Despite this, the global market for mobile technology looks far from being saturated. Only 40% of Americans have mobile phones compared to 70% in most European countries. Some analysts have suggested that in times of uncertainty the need to have improved communication becomes increasingly important to consumers, which in turn could fuel future mobile growth.
Other firms that could profit in the current environment are technology security organisations. The number of companies in this sector is comparatively small and until such time as governments, ministries and major transport centres start to invest, the values will remain small. The security area that will probably do particularly well in the immediate short-term is the security software sector. Firms providing firewall, intrusion detecting systems and antivirus software would all be included in this sector.

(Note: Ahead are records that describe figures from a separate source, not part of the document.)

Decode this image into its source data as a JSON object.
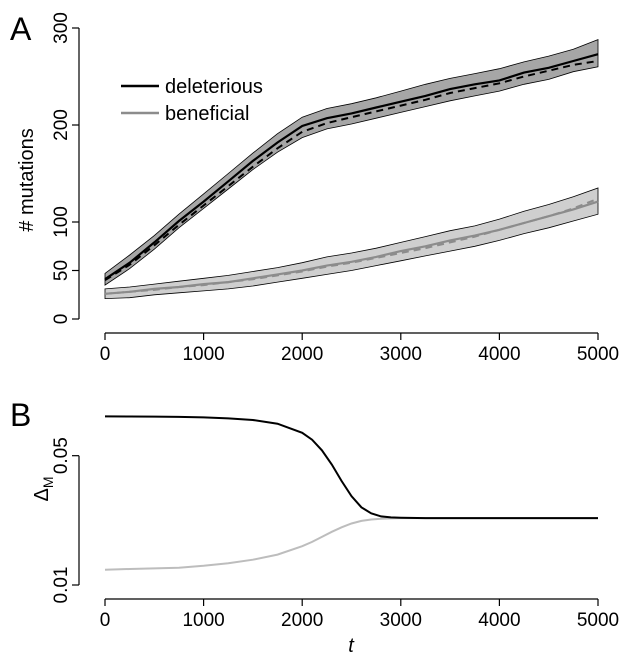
{
  "chart_data": [
    {
      "panel_label": "A",
      "type": "line",
      "ylabel": "# mutations",
      "xlim": [
        0,
        5000
      ],
      "ylim": [
        0,
        300
      ],
      "xticks": [
        0,
        1000,
        2000,
        3000,
        4000,
        5000
      ],
      "yticks": [
        0,
        50,
        100,
        200,
        300
      ],
      "ytick_labels": [
        "0",
        "50",
        "100",
        "200",
        "300"
      ],
      "grid": false,
      "legend_position": "top-left",
      "legend": [
        "deleterious",
        "beneficial"
      ],
      "series": [
        {
          "name": "deleterious",
          "color": "#000000",
          "band_color": "#a6a6a6",
          "x": [
            0,
            250,
            500,
            750,
            1000,
            1250,
            1500,
            1750,
            2000,
            2250,
            2500,
            2750,
            3000,
            3250,
            3500,
            3750,
            4000,
            4250,
            4500,
            4750,
            5000
          ],
          "mean": [
            41,
            58,
            79,
            101,
            121,
            142,
            163,
            182,
            199,
            207,
            212,
            218,
            224,
            230,
            237,
            242,
            246,
            254,
            259,
            266,
            273
          ],
          "lower": [
            35,
            52,
            72,
            94,
            114,
            134,
            154,
            172,
            187,
            196,
            201,
            207,
            213,
            219,
            225,
            230,
            235,
            242,
            247,
            255,
            260
          ],
          "upper": [
            47,
            66,
            86,
            108,
            129,
            150,
            171,
            191,
            208,
            217,
            222,
            228,
            235,
            242,
            248,
            253,
            258,
            265,
            271,
            278,
            288
          ],
          "expected": [
            40,
            56,
            76,
            97,
            117,
            137,
            157,
            176,
            193,
            202,
            208,
            214,
            220,
            226,
            233,
            238,
            243,
            250,
            256,
            262,
            266
          ]
        },
        {
          "name": "beneficial",
          "color": "#8c8c8c",
          "band_color": "#cfcfcf",
          "x": [
            0,
            250,
            500,
            750,
            1000,
            1250,
            1500,
            1750,
            2000,
            2250,
            2500,
            2750,
            3000,
            3250,
            3500,
            3750,
            4000,
            4250,
            4500,
            4750,
            5000
          ],
          "mean": [
            26,
            28,
            31,
            33,
            36,
            38,
            42,
            46,
            50,
            55,
            59,
            64,
            70,
            75,
            81,
            86,
            92,
            99,
            106,
            113,
            121
          ],
          "lower": [
            21,
            22,
            25,
            27,
            29,
            31,
            34,
            38,
            42,
            46,
            50,
            55,
            60,
            65,
            70,
            75,
            81,
            88,
            94,
            101,
            108
          ],
          "upper": [
            31,
            33,
            36,
            39,
            42,
            45,
            49,
            53,
            58,
            64,
            68,
            73,
            79,
            85,
            91,
            96,
            103,
            111,
            118,
            126,
            135
          ],
          "expected": [
            26,
            28,
            30,
            33,
            35,
            38,
            41,
            45,
            49,
            54,
            58,
            63,
            68,
            73,
            79,
            85,
            92,
            99,
            106,
            114,
            124
          ]
        }
      ]
    },
    {
      "panel_label": "B",
      "type": "line",
      "xlabel": "t",
      "ylabel": "Δ",
      "ylabel_subscript": "M",
      "xlim": [
        0,
        5000
      ],
      "ylim": [
        0.01,
        0.1
      ],
      "yscale": "log",
      "xticks": [
        0,
        1000,
        2000,
        3000,
        4000,
        5000
      ],
      "yticks": [
        0.01,
        0.05
      ],
      "ytick_labels": [
        "0.01",
        "0.05"
      ],
      "grid": false,
      "series": [
        {
          "name": "deleterious",
          "color": "#000000",
          "x": [
            0,
            250,
            500,
            750,
            1000,
            1250,
            1500,
            1750,
            2000,
            2100,
            2200,
            2300,
            2400,
            2500,
            2600,
            2700,
            2800,
            2900,
            3000,
            3250,
            3500,
            4000,
            4500,
            5000
          ],
          "values": [
            0.0815,
            0.0814,
            0.0813,
            0.081,
            0.0805,
            0.0795,
            0.078,
            0.0745,
            0.0665,
            0.061,
            0.0535,
            0.0448,
            0.0365,
            0.0302,
            0.0263,
            0.0244,
            0.0235,
            0.0232,
            0.0231,
            0.023,
            0.023,
            0.023,
            0.023,
            0.023
          ]
        },
        {
          "name": "beneficial",
          "color": "#bdbdbd",
          "x": [
            0,
            250,
            500,
            750,
            1000,
            1250,
            1500,
            1750,
            2000,
            2100,
            2200,
            2300,
            2400,
            2500,
            2600,
            2700,
            2800,
            2900,
            3000,
            3250,
            3500,
            4000,
            4500,
            5000
          ],
          "values": [
            0.0121,
            0.0122,
            0.0123,
            0.0124,
            0.0127,
            0.0131,
            0.0137,
            0.0146,
            0.0162,
            0.0171,
            0.0182,
            0.0194,
            0.0205,
            0.0215,
            0.0222,
            0.0226,
            0.0228,
            0.0229,
            0.023,
            0.023,
            0.023,
            0.023,
            0.023,
            0.023
          ]
        }
      ]
    }
  ]
}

As an investor, this is not a time for the faint hearted. The technology sector, like all fund sectors, has been dominated by September's events in New York and Washington. While the US economy was looking weak beforehand, it now appears unlikely it will escape recession. T
he disruption will cause many companies ' including those in the technology sector ' to miss third-quarter sales and profit forecasts. This trend could well continue into 2002.

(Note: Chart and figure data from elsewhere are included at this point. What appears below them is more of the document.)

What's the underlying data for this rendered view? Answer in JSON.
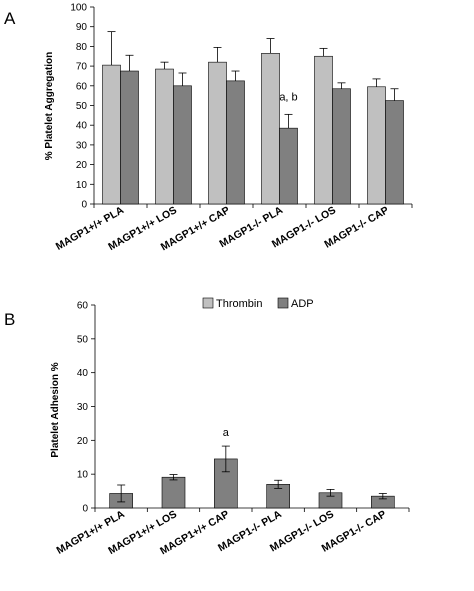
{
  "legend": {
    "items": [
      {
        "label": "Thrombin",
        "color": "#c0c0c0"
      },
      {
        "label": "ADP",
        "color": "#808080"
      }
    ]
  },
  "chart_data": [
    {
      "panel": "A",
      "type": "bar",
      "ylabel": "% Platelet Aggregation",
      "ylim": [
        0,
        100
      ],
      "yticks": [
        0,
        10,
        20,
        30,
        40,
        50,
        60,
        70,
        80,
        90,
        100
      ],
      "grid": false,
      "categories": [
        "MAGP1+/+ PLA",
        "MAGP1+/+ LOS",
        "MAGP1+/+ CAP",
        "MAGP1-/- PLA",
        "MAGP1-/- LOS",
        "MAGP1-/- CAP"
      ],
      "series": [
        {
          "name": "Thrombin",
          "color": "#c0c0c0",
          "values": [
            70.5,
            68.5,
            72,
            76.5,
            75,
            59.5
          ],
          "errors": [
            17,
            3.5,
            7.5,
            7.5,
            4,
            4
          ]
        },
        {
          "name": "ADP",
          "color": "#808080",
          "values": [
            67.5,
            60,
            62.5,
            38.5,
            58.5,
            52.5
          ],
          "errors": [
            8,
            6.5,
            5,
            7,
            3,
            6
          ]
        }
      ],
      "annotations": [
        {
          "category": "MAGP1-/- PLA",
          "text": "a, b"
        }
      ]
    },
    {
      "panel": "B",
      "type": "bar",
      "ylabel": "Platelet Adhesion %",
      "ylim": [
        0,
        60
      ],
      "yticks": [
        0,
        10,
        20,
        30,
        40,
        50,
        60
      ],
      "grid": false,
      "legend_position": "top",
      "categories": [
        "MAGP1+/+ PLA",
        "MAGP1+/+ LOS",
        "MAGP1+/+ CAP",
        "MAGP1-/- PLA",
        "MAGP1-/- LOS",
        "MAGP1-/- CAP"
      ],
      "series": [
        {
          "color": "#808080",
          "values": [
            4.3,
            9.1,
            14.5,
            7,
            4.5,
            3.5
          ],
          "errors": [
            2.5,
            0.8,
            3.8,
            1.2,
            1,
            0.8
          ]
        }
      ],
      "annotations": [
        {
          "category": "MAGP1+/+ CAP",
          "text": "a"
        }
      ]
    }
  ]
}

Consumer and business confidence has no doubt been shaken, but the swift actions of the Federal Reserve Bank and other central European and global banks to reduce interest rates and pump liquidity into the world economy will provide support.
After the recent dramatic falls in stock market prices, it is arguable that there has been some over-correction in some areas but that with a disciplined approach coupled with a good understanding of the sector, this may prove to be a good time to buy back in.
However, this must be tempered with a caveat. Clients looking to go into the technology sector should be prepared for a long-term investment. Although the market appears to have bottomed out, there are no guarantees that it will rise.
What is almost certain though is that we are unlikely to see again the meteoric rises and falls that have made technology one of the most volatile, yet exciting, sectors.
Tech spending is predicted to rise by just 3% this year.
Prior to 11 September, predictions were for 5.6% growth.
The situation has not been helped by overspending on technology in recent years, fuelled by IT scares.